The vote, in which nearly 62 million Germans are called to the ballot box, will instead turn on whether her current centre-right coalition with the pro-business Free Democrats (FDP) can hold onto power. Poll numbers suggest it will be a close call.

If they fail to muster a ruling majority, Merkel would be forced into the arms of her traditional rivals, the Social Democrats, in a “grand coalition” -- the same loveless union of her first four-year term.

“We have no votes to give away,” she told several campaign rallies this week after the FDP pleaded for centrist voters to give them a helping hand following a disastrous defeat in a Bavarian state election.

“We will fight for every vote.”

Each German has two votes to cast, one for their local candidate and one for the party, leaving them the option of splitting their vote.

Merkel is fearful such tactical voting to aid the FDP, which is teetering on the five-percent threshold for seats in parliament, could leave her conservative Christian Democrats (CDU) weakened as she embarks on another four years at the helm.

But while Germans look forward to another Merkel term, Europeans in the crisis-ravaged south blame her austerity-driven strategy for aggravating joblessness and economic stagnation.

Meanwhile massive bailout packages for stricken countries, financed in large part by Germany, have given rise to an anti-euro party, AfD, which is now flirting with the five-percent mark.

If it manages to enter parliament, analysts say the electoral maths would shift to such an extent that the centre-right would lose their ruling majority, making a grand coalition nearly inevitable.

Advocates of stronger stimulus measures had placed their hopes in the Social Democrats but their gaffe-prone candidate Peer Steinbrueck, 66, has stumbled repeatedly and the SPD is now trailing the conservatives by a 13-point margin in opinion polls.

Rude gestures, cheap wine

A front-page photo showing him making a rude hand gesture, derisive comments about cheap wine, complaints about the chancellor's “low” salary and whingeing about Merkel's popularity due to a “women's bonus” were only a few of Steinbrueck's missteps on the campaign trail.

“I'm a straight-talker, which can occasionally scandalise people but I am not boring and I am not unfair and I am not unsure about what I am trying to convince voters of,” he told rolling news channel NTV Wednesday when asked about his brash style.

He has zeroed in on the growing low-wage sector in Europe's top economy, feeding economic inequality just as the country boasts healthy growth rates and the lowest unemployment level in two decades.
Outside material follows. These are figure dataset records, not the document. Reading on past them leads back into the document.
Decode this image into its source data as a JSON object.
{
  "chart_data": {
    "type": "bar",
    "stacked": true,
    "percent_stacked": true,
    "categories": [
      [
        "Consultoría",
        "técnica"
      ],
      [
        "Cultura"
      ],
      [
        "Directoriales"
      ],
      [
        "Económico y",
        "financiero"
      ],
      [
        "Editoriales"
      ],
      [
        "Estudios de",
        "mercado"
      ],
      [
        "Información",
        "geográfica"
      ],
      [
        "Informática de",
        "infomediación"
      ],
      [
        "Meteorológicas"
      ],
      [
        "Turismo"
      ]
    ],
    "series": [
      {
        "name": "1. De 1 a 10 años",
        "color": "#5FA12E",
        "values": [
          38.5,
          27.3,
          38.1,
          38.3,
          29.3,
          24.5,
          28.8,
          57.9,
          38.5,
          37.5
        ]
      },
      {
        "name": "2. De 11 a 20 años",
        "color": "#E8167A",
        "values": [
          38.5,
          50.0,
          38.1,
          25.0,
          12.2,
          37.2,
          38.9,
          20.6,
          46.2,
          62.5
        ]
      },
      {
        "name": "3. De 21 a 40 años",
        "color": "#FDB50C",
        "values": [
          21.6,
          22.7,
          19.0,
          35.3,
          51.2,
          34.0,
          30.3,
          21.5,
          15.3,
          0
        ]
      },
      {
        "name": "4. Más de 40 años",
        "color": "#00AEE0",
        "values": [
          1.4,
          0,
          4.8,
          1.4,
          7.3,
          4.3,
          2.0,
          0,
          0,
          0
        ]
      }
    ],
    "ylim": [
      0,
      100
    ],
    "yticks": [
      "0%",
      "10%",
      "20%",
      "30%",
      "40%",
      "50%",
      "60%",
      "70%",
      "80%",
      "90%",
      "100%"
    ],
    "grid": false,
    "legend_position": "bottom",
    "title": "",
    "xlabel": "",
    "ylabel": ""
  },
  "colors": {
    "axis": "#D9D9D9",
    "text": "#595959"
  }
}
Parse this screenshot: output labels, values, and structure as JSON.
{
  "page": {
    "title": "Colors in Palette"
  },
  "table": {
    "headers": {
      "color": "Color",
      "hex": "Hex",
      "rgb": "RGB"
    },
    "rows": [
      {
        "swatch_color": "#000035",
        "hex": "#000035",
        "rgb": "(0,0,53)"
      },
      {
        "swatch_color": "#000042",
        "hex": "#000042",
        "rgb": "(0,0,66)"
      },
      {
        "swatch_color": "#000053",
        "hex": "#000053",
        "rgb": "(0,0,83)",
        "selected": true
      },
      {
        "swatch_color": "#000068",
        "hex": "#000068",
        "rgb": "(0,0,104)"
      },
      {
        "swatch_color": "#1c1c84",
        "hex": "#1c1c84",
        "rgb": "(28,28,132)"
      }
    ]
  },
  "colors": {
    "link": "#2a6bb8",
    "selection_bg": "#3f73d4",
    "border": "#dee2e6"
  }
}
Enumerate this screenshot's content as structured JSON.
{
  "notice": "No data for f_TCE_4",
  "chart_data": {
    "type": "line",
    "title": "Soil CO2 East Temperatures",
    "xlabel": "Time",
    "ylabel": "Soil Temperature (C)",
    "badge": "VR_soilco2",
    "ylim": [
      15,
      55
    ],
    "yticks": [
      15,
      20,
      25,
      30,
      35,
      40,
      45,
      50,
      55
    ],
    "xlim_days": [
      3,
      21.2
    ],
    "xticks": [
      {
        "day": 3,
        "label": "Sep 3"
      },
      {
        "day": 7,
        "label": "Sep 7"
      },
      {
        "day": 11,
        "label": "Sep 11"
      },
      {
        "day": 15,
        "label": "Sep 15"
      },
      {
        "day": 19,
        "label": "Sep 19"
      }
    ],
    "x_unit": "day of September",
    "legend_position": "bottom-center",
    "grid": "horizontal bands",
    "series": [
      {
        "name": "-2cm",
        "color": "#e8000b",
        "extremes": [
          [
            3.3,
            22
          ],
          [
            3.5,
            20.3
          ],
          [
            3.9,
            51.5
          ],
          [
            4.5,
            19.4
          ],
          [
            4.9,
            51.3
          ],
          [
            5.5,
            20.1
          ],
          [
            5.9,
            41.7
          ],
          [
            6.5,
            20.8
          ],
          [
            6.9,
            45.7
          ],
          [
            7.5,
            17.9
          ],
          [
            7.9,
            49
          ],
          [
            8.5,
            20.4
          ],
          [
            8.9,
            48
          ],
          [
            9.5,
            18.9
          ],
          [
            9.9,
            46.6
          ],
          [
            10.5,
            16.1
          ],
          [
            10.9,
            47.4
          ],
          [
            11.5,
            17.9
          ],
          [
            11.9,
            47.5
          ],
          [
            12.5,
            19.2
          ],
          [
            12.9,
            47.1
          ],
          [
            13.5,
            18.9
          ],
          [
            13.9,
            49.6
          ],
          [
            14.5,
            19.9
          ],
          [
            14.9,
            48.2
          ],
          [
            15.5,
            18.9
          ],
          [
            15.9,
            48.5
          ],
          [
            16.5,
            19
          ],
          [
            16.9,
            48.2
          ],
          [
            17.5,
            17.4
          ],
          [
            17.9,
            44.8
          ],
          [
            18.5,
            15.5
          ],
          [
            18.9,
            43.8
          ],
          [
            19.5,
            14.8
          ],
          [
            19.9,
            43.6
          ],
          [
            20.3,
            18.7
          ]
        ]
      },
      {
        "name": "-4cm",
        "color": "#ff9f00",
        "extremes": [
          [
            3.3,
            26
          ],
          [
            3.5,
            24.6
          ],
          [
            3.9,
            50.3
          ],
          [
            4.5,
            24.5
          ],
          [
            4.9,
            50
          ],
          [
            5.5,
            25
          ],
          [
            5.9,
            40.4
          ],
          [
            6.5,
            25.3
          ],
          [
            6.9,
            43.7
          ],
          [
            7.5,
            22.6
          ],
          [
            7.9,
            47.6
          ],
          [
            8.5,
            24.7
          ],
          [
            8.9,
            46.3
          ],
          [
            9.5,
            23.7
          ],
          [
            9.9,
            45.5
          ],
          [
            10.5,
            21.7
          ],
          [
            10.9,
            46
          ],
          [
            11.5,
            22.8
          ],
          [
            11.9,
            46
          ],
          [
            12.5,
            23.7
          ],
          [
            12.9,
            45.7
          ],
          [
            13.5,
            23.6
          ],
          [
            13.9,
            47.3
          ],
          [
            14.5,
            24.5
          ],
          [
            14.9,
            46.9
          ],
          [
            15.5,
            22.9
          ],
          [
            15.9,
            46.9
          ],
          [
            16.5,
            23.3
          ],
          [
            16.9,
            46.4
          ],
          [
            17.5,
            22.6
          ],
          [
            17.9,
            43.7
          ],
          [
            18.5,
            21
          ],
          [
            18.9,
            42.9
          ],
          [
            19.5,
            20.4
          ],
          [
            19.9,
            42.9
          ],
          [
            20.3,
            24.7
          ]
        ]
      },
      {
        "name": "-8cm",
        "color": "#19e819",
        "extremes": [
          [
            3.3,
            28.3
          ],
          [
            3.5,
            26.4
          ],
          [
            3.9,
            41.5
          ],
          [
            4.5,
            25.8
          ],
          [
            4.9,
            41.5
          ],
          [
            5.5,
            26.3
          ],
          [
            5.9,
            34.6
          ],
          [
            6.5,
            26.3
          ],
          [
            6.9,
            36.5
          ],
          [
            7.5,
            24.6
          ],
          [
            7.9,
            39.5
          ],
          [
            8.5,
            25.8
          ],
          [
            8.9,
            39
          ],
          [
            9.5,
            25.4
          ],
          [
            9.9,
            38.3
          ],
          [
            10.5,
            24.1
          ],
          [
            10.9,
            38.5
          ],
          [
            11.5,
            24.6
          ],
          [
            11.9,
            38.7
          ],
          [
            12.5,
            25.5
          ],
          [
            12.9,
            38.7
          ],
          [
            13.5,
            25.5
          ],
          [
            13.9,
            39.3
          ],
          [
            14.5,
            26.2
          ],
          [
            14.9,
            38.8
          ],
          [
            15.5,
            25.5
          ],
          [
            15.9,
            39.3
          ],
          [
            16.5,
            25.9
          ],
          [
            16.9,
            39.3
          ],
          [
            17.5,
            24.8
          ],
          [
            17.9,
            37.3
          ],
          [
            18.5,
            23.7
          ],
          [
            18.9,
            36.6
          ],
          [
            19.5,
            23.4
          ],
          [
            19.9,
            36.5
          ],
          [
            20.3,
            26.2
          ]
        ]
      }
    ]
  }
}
Steinbrueck, a former finance minister, calls for a national minimum wage while Merkel favours more flexible pay agreements hashed out between employers and unions for various sectors and regions.

“I don't agree with this constant haggling -- Germany needs a minimum wage,” 63-year-old pensioner Gitta Klever from the western Ruhr Valley told AFP.

“It needs to be set down in policy.”But political scientist Nils Diederich at Berlin's Free University said that 23 years after the country's reunification, most Germans are upbeat about their prospects -- a boon for any incumbent.

“The scepticism and angst that you used to see in Germany, above all the fears about the future, have given way to relative satisfaction with the economy and confidence about the future,” he told AFP.

Steinbrueck has only one foreseeable path to the chancellery -- a coalition with the ecologist Greens and the far-left Linke -- a group which taken together is running neck-and-neck with Merkel's team.

But he has ruled out any tie-up with the Linke given its distance from the mainstream on economic issues and its historical ties to East Germany's ruling communists.